Technology By Sophie Babbage 3 min read

Stakk Limited reports a robust 222% quarterly revenue growth in 2025, with an $8.53 million annual recurring revenue run-rate and a strengthened balance sheet. The company also refines its accounting treatment of contingent consideration following its Radical-DBX acquisition.

  • 222% compounded quarterly revenue growth in 2025
  • Annual recurring revenue run-rate reaches $8.53 million
  • Balance sheet assets surge 963%, liabilities down 42%
  • Accounting reclassification reverses prior $2.4 million gain
  • On track for profitability in calendar year 2026

Strong Revenue Momentum

Stakk Limited (ASX: SKK) has delivered a compelling half-year financial performance for the six months ended 31 December 2025, underpinned by a remarkable 222% compounded quarterly growth rate in booked revenue during calendar year 2025. The company’s annual recurring revenue (ARR) run-rate now stands at $8.53 million, reflecting growing traction with Tier-1 U.S. clients such as Robinhood, T-Mobile, Chime, and SoFi. This momentum is driven by expanding enterprise deployments and increased platform usage across onboarding, payment, and transaction processing workflows.

Balance Sheet Transformation

Stakk’s balance sheet has undergone a material transformation, with current assets soaring by approximately 963% to $16.8 million and cash reserves swelling to over $15 million. Concurrently, total liabilities have been reduced by 42%, resulting in net assets increasing by 178% to $26.65 million. This financial strengthening provides the company with a solid foundation to continue investing prudently in technology development and growth initiatives, including its AI and machine learning-powered Embedded Finance platform, Stakk IQ™.

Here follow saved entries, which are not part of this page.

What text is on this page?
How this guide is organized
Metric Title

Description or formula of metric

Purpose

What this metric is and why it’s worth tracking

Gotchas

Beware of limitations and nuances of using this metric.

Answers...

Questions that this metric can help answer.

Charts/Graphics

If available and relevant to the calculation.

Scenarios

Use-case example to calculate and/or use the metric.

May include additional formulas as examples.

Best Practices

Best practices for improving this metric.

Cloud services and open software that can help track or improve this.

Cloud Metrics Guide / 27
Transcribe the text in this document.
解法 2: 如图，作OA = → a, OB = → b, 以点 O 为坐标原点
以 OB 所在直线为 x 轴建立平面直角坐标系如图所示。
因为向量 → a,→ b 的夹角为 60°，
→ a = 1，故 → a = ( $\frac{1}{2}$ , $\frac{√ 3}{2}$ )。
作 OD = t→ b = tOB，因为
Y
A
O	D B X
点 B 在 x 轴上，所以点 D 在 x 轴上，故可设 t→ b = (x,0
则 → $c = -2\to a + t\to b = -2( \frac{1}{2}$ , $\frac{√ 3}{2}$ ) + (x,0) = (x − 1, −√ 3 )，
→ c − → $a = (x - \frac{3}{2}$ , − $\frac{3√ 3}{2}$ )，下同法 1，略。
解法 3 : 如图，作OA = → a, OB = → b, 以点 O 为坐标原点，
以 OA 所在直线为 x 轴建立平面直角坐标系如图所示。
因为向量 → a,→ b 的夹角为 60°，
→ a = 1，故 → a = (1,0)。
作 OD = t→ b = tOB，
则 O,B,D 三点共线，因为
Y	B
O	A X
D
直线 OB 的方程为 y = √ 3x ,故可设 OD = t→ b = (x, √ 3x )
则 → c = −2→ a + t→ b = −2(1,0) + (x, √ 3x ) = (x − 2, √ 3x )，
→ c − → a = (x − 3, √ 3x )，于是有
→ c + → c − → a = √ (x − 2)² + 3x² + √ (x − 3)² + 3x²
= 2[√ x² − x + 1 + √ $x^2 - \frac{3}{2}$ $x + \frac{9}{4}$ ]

Accounting Refinement and Impact

During the finalisation of its half-year report, Stakk revisited the accounting classification of contingent consideration related to its December 2024 acquisition of Radical-DBX (now Stakk IQ, Inc.). Previously classified as a financial liability, the contingent consideration has been reclassified as equity following a detailed review under Australian accounting standards. This change led to the reversal of a $2.4 million fair value gain recognised in the prior period and retrospective restatement of comparative figures. Importantly, this adjustment has no cash impact and aligns the financial reporting more closely with the legal and economic substance of the transaction, removing prior accounting volatility.

Path to Profitability

Despite reporting a net loss of $2.77 million for the half-year, Stakk’s adjusted EBITDA loss narrowed significantly, approaching breakeven. Management remains focused on disciplined execution, aiming to convert signed but not yet live contracts and capitalise on high-margin product upsells, including a new document-capture liveness detection feature. The company has set a clear target to reach a $15 million ARR run-rate by 30 June 2026 and remains on track to achieve profitability in calendar year 2026, even amid challenging global technology equity market sentiment.

Outlook and Strategic Positioning

Stakk’s continued enterprise penetration and SaaS operating leverage, powered by AI and machine learning, position it well within the competitive embedded finance sector. The company’s ability to raise equity capital, manage contingent consideration through equity issuance, and maintain a strong cash position provides flexibility to navigate near-term uncertainties. Investors will be watching closely for the company’s upcoming business update, expected early next week, for further insights into its growth trajectory and operational execution.

Bottom Line?

Stakk’s strong revenue growth and balance sheet resilience set the stage for a pivotal year ahead, but execution risks remain as it pushes toward profitability.

Questions in the middle?

  • How effectively will Stakk convert its signed but not yet live contracts into billed revenue?
  • What impact will the new document-capture liveness detection capability have on upsell and client retention?
  • How will broader market conditions affect Stakk’s ability to raise capital if needed?